Kerentanan akun terhadap salah pencatatan akibat kesalahan atau fraud/kecurangan timbul dari kondisi-kondisi yang memungkinkan kesalahan — baik disengaja maupun tidak disengaja — oleh manajemen dalam mempertahankan netralitas saat menyiapkan laporan keuangan. Bias manajemen sering dikaitkan dengan kondisi yang berpotensi menyebabkan manajemen tidak netral dalam menggunakan judgment/pertimbangan, yang dapat menyebabkan salah saji material atas informasi dan dapat dianggap sebagai kecurangan (fraud) jika dilakukan secara sengaja.
Fungsi ICOFR perlu memperoleh pemahaman tentang bagaimana manajemen mengidentifikasi dan menangani kerentanan terhadap salah saji akibat bias manajemen antara lain dengan menilai bagaimana manajemen:
- Memilih atau menerapkan metode, asumsi, dan data yang digunakan dalam membuat estimasi akuntansi.
- Memantau KPI.
- Mengidentifikasi insentif keuangan atau insentif lainnya yang dapat menjadi motivasi timbulnya bias.
- Memantau perubahan metode, asumsi signifikan, atau data yang digunakan dalam membuat estimasi akuntansi.
- Merancang dan mengawasi model yang digunakan dalam membuat estimasi akuntansi.
- Mendokumentasikan rasional atas berbagai judgment yang dibuat dalam penyusunan estimasi akuntansi.
Contoh Akun dengan Risiko Tinggi terhadap Salah Saji karena Fraud
- Pendapatan (Revenue). Risiko pengakuan pendapatan fiktif, percepatan pengakuan, atau pengakuan di periode yang salah (cut-off error), termasuk manipulasi kontrak atau channel stuffing.
- Akun Piutang Usaha (Accounts Receivable). Berisiko jika pencatatan penjualan fiktif dilakukan tanpa pembayaran aktual dan potensi manipulasi estimasi cadangan kerugian piutang (allowance for doubtful accounts).
- Biaya Ditangguhkan / Aset Dibayar di Muka. Digunakan untuk menunda pencatatan beban agar laba tampak lebih tinggi.
- Aset Tidak Berwujud & Goodwill. Estimasi subjektif dan kompleks, bisa digunakan untuk menghindari pencatatan rugi penurunan nilai.

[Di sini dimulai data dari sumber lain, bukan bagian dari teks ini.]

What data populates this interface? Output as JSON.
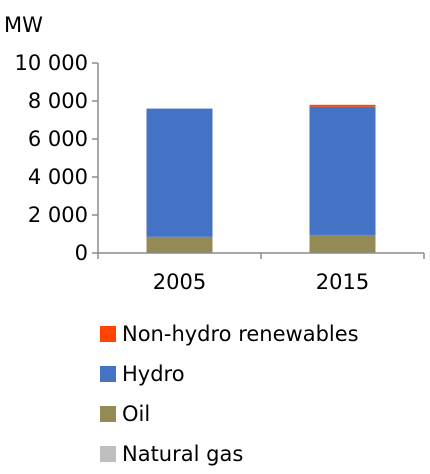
{
  "chart_data": {
    "type": "bar",
    "stacked": true,
    "unit_label": "MW",
    "title": "",
    "xlabel": "",
    "ylabel": "",
    "categories": [
      "2005",
      "2015"
    ],
    "ylim": [
      0,
      10000
    ],
    "yticks": [
      0,
      2000,
      4000,
      6000,
      8000,
      10000
    ],
    "ytick_labels": [
      "0",
      "2 000",
      "4 000",
      "6 000",
      "8 000",
      "10 000"
    ],
    "grid": false,
    "legend_position": "bottom",
    "series": [
      {
        "name": "Natural gas",
        "color": "#bfbfbf",
        "values": [
          0,
          0
        ]
      },
      {
        "name": "Oil",
        "color": "#948a54",
        "values": [
          850,
          950
        ]
      },
      {
        "name": "Hydro",
        "color": "#4472c4",
        "values": [
          6750,
          6750
        ]
      },
      {
        "name": "Non-hydro renewables",
        "color": "#ff4500",
        "values": [
          0,
          100
        ]
      }
    ],
    "legend_order": [
      "Non-hydro renewables",
      "Hydro",
      "Oil",
      "Natural gas"
    ]
  }
}
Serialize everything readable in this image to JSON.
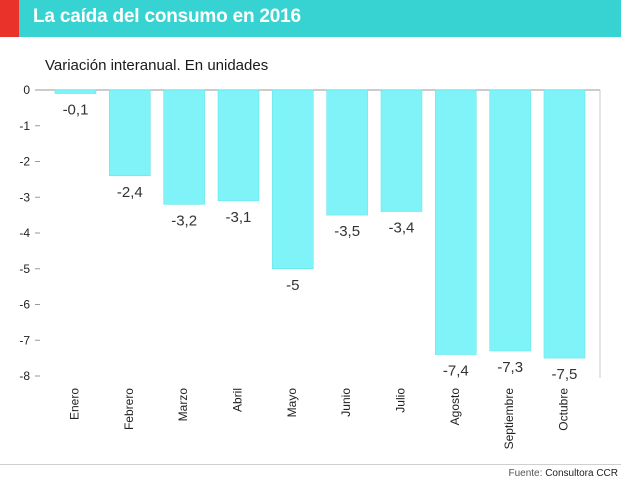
{
  "header": {
    "title": "La caída del consumo en 2016"
  },
  "colors": {
    "header_bg": "#37d3d2",
    "accent": "#e8322a",
    "bar": "#7ff3f7"
  },
  "footer": {
    "source_label": "Fuente:",
    "source_name": "Consultora CCR"
  },
  "chart_data": {
    "type": "bar",
    "title": "Variación interanual. En unidades",
    "categories": [
      "Enero",
      "Febrero",
      "Marzo",
      "Abril",
      "Mayo",
      "Junio",
      "Julio",
      "Agosto",
      "Septiembre",
      "Octubre"
    ],
    "values": [
      -0.1,
      -2.4,
      -3.2,
      -3.1,
      -5,
      -3.5,
      -3.4,
      -7.4,
      -7.3,
      -7.5
    ],
    "value_labels": [
      "-0,1",
      "-2,4",
      "-3,2",
      "-3,1",
      "-5",
      "-3,5",
      "-3,4",
      "-7,4",
      "-7,3",
      "-7,5"
    ],
    "y_ticks": [
      0,
      -1,
      -2,
      -3,
      -4,
      -5,
      -6,
      -7,
      -8
    ],
    "y_tick_labels": [
      "0",
      "-1",
      "-2",
      "-3",
      "-4",
      "-5",
      "-6",
      "-7",
      "-8"
    ],
    "ylim": [
      -8,
      0
    ],
    "xlabel": "",
    "ylabel": "",
    "grid": false
  }
}
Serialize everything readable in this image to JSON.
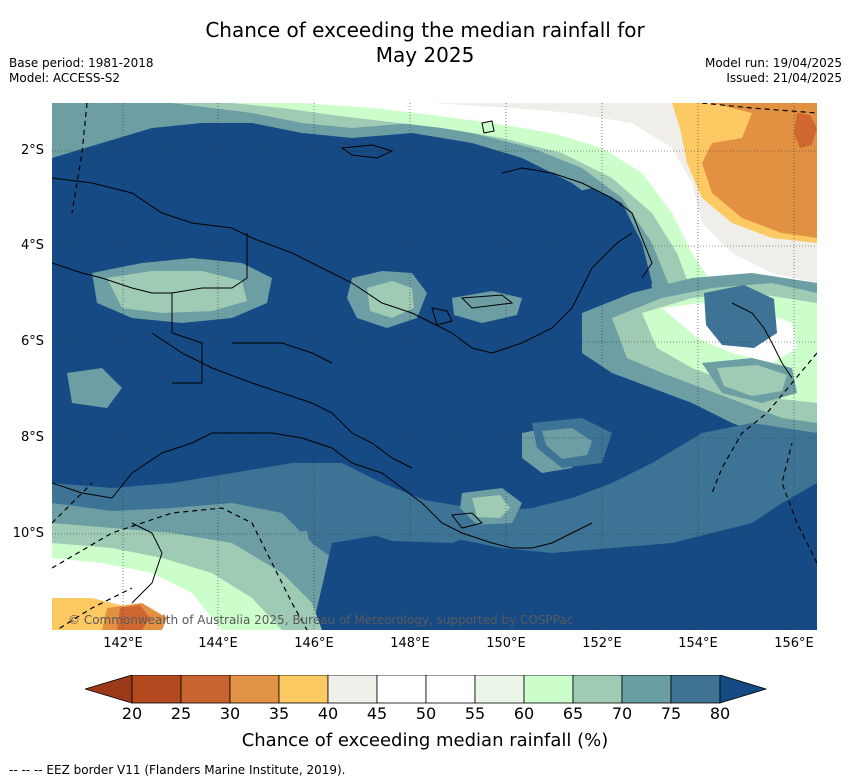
{
  "title": {
    "line1": "Chance of exceeding the median rainfall for",
    "line2": "May 2025"
  },
  "meta": {
    "base_period": "Base period: 1981-2018",
    "model": "Model: ACCESS-S2",
    "model_run": "Model run: 19/04/2025",
    "issued": "Issued: 21/04/2025"
  },
  "map": {
    "lat_labels": [
      "2°S",
      "4°S",
      "6°S",
      "8°S",
      "10°S"
    ],
    "lon_labels": [
      "142°E",
      "144°E",
      "146°E",
      "148°E",
      "150°E",
      "152°E",
      "154°E",
      "156°E"
    ],
    "copyright": "© Commonwealth of Australia 2025, Bureau of Meteorology, supported by COSPPac",
    "colors": {
      "p80": "#154a85",
      "p75": "#3d7394",
      "p70": "#6c9ea3",
      "p65": "#9fcbb5",
      "p60": "#cbfecb",
      "p55": "#eaf5ea",
      "p50": "#ffffff",
      "p45": "#efede8",
      "p40": "#f2f0ec",
      "p35": "#fdc963",
      "p30": "#e19141",
      "p25": "#d06731"
    }
  },
  "colorbar": {
    "ticks": [
      "20",
      "25",
      "30",
      "35",
      "40",
      "45",
      "50",
      "55",
      "60",
      "65",
      "70",
      "75",
      "80"
    ],
    "colors": [
      "#b3491e",
      "#c8642f",
      "#e29244",
      "#fdc963",
      "#f1efea",
      "#ffffff",
      "#ffffff",
      "#ebf6e9",
      "#cbfecb",
      "#9fcbb5",
      "#6a9ea5",
      "#3e7394"
    ],
    "low_extend_color": "#9a3a18",
    "high_extend_color": "#154a85",
    "label": "Chance of exceeding median rainfall (%)"
  },
  "footnote": "--  --  -- EEZ border V11 (Flanders Marine Institute, 2019)."
}
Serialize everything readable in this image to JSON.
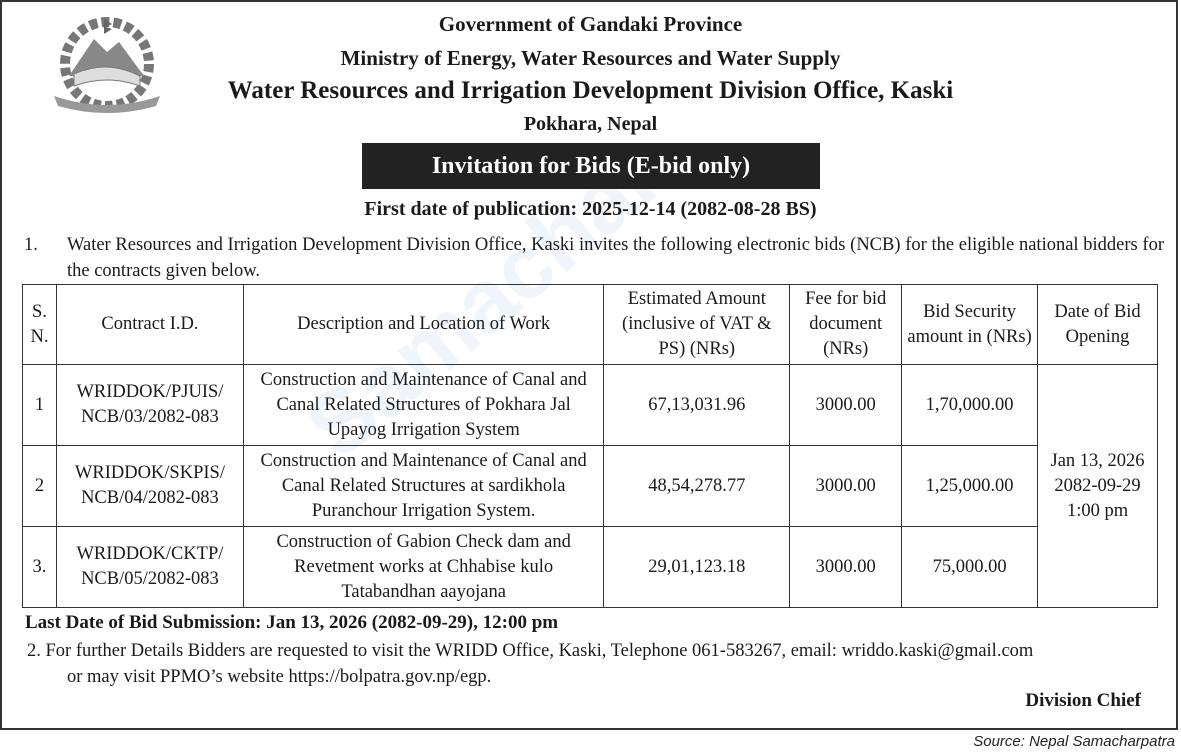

- Cadangan atau Provisi (Contingent Liabilities, Accrued Liabilities). Bisa ditingkatkan atau diturunkan secara tidak wajar untuk memanipulasi laba bersih.
- Persediaan (Inventory). Risiko terkait pencatatan kuantitas fiktif, overvaluasi nilai, atau manipulasi harga pokok penjualan (COGS). Umum digunakan untuk meningkatkan margin laba.
- Beban Operasional (Operating Expenses). Potensi penyembunyian biaya yang tidak sah atau manipulasi klasifikasi untuk mengurangi beban periode berjalan.
- Pengeluaran terkait Belanja Modal (Capital Expenditures). Risiko kapitalisasi biaya operasional untuk menunda beban dan meningkatkan laba.
Contoh Akun dengan Risiko Sedang terhadap Fraud
- Kewajiban Pajak Penghasilan (Income Tax Liabilities). Potensi untuk menghindari pengakuan beban pajak melalui estimasi atau penundaan pajak.
- Akun Bank & Kas (Cash & Bank Accounts). Risiko penggelapan, terutama jika tidak ada rekonsiliasi yang memadai atau ada akses istimewa yang tidak dikontrol.
Contoh Akun dengan Risiko Rendah terhadap Fraud
- Modal Saham / Agio Saham (Equity Accounts). Umumnya tidak rentan terhadap fraud karena berbasis dokumen legal dan persetujuan pemegang saham.
- Hutang Usaha (Accounts Payable). Lebih sering terjadi kesalahan (error) daripada fraud, kecuali ada kolusi dengan vendor.
- Utang Bank & Pinjaman (Debt & Notes Payable). Risiko relatif rendah karena pengendalian eksternal (pihak ketiga seperti bank) cukup kuat.